In our planning stages we decided to forego the overwhelmingness of Tokyo, and instead opted for the more traditional city of Kyoto in the Kansai region. Sure enough it was a great place to explore, low-key and relaxed, and with a temple or shrine on every corner. Nijo Castle in particular stood out. And the Gion District was a cool place full of geisha stylings, and look how good she looks in a rented kimono!
(Note these Instagram links below are albums to flip through, so scroll all)
Later we went to Nara, which proved to be the first of our ‘animal friends’ series of photo ops. Nara is famous for it’s roaming deer, as you can see! Hundreds of them everywhere, what a sight. They are quite tame for the most part, except for a few selfish ones harassing tourists with bags of oranges, but basically one buys crackers from street vendors and all day they will safely feed from the humans. Lucky beasts.
It’s even advertised that they are polite and bow, but later I looked it up and they only “bow” because they think humans are about the head-butt them. Interesting facts.
The other main animal friends adventure consisted of going to the central shopping district of Kyoto for an amazing time at the hedgehog cafe!! Yes, the latest of the cafe trends is to play with super-cute hedgehogs. It was very popular and we had to reserve to get a seat.

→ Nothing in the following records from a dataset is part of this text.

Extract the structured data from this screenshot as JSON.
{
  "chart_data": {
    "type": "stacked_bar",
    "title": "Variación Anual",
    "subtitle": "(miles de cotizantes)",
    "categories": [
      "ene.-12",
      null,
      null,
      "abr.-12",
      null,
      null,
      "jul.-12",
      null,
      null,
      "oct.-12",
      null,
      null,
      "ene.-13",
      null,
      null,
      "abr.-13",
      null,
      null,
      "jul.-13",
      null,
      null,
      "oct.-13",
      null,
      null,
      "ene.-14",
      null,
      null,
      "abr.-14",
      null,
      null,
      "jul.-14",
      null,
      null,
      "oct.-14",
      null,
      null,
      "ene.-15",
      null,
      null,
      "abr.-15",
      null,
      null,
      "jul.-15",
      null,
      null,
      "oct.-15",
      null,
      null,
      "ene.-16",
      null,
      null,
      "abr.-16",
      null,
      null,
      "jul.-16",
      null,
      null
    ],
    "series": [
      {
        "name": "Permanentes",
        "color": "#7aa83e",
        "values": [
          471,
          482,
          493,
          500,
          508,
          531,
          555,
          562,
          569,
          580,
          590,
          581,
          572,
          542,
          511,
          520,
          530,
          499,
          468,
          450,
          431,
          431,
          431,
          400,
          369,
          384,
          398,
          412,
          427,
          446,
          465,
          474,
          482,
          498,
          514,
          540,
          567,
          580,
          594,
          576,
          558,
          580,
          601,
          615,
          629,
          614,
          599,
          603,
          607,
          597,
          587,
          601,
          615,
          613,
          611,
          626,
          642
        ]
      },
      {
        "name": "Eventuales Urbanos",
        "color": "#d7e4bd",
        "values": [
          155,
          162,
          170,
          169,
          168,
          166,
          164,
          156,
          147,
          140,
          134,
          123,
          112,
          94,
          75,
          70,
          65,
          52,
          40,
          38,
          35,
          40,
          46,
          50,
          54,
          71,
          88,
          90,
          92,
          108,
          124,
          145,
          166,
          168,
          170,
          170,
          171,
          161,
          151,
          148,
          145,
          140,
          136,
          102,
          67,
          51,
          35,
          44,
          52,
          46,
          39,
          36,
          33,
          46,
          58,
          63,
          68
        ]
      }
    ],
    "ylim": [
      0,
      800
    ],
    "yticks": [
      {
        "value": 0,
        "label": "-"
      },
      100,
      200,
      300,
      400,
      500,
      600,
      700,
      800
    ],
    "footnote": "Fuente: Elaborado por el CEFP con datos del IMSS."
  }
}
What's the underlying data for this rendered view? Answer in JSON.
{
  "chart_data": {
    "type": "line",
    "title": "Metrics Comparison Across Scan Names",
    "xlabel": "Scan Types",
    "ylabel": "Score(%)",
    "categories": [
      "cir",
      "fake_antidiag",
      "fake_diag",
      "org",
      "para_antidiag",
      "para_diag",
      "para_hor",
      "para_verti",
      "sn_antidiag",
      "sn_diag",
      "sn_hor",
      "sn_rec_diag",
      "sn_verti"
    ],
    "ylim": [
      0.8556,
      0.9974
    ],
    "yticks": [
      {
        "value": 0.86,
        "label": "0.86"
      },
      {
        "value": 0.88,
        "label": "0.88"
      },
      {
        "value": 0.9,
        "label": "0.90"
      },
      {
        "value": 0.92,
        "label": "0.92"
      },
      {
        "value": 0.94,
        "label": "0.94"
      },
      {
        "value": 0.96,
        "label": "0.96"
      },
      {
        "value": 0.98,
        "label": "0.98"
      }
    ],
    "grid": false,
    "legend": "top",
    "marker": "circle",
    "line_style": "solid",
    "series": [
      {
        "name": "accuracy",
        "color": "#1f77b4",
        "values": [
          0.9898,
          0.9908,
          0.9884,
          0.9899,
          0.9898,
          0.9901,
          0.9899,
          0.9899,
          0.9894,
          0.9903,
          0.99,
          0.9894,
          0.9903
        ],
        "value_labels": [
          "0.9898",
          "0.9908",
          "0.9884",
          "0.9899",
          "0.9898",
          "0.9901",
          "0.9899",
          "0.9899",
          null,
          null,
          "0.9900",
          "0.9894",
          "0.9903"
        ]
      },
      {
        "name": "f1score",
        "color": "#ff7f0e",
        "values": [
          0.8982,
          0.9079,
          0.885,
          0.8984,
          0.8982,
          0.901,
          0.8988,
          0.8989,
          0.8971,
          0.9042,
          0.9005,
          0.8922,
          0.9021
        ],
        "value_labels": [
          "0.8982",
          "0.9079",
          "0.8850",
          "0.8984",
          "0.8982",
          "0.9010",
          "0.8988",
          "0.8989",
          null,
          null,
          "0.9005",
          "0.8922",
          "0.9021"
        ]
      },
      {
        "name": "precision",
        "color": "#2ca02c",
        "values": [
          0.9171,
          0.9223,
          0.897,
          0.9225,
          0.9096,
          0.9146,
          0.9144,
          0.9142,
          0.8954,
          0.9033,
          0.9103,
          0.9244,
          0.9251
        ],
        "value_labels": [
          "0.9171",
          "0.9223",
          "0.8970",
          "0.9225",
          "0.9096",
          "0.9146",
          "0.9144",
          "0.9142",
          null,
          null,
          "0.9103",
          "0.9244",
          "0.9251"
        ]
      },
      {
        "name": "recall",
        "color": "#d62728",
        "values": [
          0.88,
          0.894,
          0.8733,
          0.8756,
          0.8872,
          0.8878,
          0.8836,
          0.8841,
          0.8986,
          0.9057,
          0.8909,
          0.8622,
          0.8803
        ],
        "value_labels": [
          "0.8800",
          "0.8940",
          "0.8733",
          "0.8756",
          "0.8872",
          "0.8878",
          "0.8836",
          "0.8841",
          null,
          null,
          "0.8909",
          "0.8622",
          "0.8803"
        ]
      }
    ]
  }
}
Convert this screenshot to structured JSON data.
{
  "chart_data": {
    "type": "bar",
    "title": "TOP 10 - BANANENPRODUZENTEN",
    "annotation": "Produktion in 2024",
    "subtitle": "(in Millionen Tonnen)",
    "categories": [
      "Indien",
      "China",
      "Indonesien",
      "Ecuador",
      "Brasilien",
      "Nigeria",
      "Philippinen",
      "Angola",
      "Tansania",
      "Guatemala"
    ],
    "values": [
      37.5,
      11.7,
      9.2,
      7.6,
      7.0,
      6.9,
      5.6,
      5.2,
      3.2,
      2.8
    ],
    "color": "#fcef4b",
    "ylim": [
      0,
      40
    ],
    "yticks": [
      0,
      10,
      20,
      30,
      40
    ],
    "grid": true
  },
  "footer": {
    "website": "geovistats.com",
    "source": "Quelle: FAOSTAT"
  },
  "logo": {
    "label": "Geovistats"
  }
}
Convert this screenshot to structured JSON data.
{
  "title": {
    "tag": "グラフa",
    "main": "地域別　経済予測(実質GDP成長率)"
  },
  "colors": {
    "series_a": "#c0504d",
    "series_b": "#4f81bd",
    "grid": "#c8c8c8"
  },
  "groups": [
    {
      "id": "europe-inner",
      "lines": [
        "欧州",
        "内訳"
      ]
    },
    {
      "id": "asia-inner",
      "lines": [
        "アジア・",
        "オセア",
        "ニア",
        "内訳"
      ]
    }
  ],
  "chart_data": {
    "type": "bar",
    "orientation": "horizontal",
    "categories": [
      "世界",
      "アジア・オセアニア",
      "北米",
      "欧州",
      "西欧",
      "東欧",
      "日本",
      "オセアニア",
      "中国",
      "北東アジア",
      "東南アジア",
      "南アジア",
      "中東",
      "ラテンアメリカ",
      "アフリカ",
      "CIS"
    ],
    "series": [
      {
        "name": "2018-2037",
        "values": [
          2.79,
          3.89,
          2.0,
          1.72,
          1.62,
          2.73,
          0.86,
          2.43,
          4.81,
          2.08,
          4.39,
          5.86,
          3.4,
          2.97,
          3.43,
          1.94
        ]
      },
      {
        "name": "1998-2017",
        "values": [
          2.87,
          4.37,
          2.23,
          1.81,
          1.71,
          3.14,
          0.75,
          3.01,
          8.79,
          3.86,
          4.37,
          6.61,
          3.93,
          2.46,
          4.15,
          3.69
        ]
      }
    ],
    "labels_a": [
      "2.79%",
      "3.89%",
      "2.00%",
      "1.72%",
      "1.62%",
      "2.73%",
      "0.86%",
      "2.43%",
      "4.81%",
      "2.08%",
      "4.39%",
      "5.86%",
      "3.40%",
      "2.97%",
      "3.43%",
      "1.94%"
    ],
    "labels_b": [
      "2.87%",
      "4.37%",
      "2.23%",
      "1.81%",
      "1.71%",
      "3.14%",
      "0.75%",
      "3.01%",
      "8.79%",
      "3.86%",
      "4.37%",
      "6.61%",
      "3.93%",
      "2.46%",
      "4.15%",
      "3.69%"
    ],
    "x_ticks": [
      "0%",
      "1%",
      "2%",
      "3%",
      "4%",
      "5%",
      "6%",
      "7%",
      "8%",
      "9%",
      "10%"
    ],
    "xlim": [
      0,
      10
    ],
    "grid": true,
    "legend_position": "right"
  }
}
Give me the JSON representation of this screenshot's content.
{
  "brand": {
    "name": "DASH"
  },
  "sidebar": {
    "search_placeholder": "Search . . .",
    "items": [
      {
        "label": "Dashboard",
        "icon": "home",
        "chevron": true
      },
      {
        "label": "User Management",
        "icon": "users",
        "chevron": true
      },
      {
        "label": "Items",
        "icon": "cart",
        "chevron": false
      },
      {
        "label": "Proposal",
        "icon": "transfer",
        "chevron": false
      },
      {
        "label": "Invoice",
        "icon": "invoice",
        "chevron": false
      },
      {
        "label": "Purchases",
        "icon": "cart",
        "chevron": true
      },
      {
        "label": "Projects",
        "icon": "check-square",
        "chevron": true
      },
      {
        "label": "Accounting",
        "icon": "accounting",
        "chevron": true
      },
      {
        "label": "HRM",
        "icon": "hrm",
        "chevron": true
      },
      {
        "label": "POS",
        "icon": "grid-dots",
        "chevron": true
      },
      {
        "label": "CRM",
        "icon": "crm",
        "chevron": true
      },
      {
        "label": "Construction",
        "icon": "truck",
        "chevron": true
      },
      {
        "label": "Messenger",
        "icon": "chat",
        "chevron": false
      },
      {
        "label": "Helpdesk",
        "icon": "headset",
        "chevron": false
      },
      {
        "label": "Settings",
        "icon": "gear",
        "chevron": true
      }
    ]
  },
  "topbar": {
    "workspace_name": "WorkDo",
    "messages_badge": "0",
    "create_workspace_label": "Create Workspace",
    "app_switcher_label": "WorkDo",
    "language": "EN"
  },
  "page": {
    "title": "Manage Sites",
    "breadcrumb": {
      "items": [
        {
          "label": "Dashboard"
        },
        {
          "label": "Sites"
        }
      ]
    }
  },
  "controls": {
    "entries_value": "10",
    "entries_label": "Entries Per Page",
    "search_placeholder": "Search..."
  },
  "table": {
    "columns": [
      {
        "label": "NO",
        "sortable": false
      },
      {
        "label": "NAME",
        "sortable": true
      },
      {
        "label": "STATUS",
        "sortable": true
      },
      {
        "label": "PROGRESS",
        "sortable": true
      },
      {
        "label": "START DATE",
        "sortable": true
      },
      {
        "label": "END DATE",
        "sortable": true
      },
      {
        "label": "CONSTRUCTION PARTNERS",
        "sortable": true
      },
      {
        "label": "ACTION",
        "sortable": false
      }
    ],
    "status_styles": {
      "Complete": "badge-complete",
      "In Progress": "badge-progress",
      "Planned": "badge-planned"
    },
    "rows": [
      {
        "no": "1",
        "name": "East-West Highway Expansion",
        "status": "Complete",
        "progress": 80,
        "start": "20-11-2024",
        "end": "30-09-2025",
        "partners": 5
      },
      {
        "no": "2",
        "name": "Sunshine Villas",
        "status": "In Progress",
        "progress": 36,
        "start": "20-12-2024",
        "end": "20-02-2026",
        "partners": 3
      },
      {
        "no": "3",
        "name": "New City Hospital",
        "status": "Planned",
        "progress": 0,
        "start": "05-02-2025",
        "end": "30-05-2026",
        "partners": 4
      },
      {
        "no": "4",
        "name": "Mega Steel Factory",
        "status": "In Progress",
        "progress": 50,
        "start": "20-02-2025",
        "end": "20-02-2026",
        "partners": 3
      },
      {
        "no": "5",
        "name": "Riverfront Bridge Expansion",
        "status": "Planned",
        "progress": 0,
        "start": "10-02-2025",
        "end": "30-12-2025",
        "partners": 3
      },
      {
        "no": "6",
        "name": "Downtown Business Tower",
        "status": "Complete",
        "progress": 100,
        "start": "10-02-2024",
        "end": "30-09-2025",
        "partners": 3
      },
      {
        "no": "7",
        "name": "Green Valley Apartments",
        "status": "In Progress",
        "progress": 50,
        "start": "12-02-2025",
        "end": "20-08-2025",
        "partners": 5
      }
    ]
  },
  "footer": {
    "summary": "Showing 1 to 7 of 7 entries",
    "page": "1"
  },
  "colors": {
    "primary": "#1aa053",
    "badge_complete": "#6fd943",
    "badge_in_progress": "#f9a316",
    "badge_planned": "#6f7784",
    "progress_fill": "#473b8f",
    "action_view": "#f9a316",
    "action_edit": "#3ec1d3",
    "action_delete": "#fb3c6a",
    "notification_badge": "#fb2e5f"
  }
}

I felt a bit bad, because our hedgehog was rather not into it. The workers there explained well how to treat the animals right, and it wasn’t uncomfortably exploitative or anything. Just slightly problematic what with the way the little guy kept wanting to run away into corners.
There was also an owl cafe in the area, but I can only handle so much cuteness.
New Year’s Eve was had partying, as it should be, at the rocker nightclub known as Metro. It was an excellent showing rotating live bands and DJs, with an almost retro 80s vibe to it. One band blew us away, they were dressed like boy scouts and absolutely insane. Made for a long night of ringing in 2018, and I hope I can maintain some optimism for the year…
After going to the famous and beautiful Inari Shrine, and then the Toei Studios Park–which was somewhat of a lame tourist attraction and the anime section was pitiful but the samurai village was kind of cool and had horses–on the last day we were off to the nation’s second-biggest city of Osaka to absorb the whole futuristic Japan thing. Which is what I ultimately love about it there the most, though it did get very crowded. A city I visited over ten years previous, so nostalgic.
The bathhouses, the pretty light snow and the cold weather, the majestic mountains in the distance, calculating yen, the bullet trains, the heated seats, the soba noodles, the tempura, the lux toilets, the manga figurines, and the epic video game arcades. Experienced so much on this all too brief eight-day trip. And, she seemed to like it.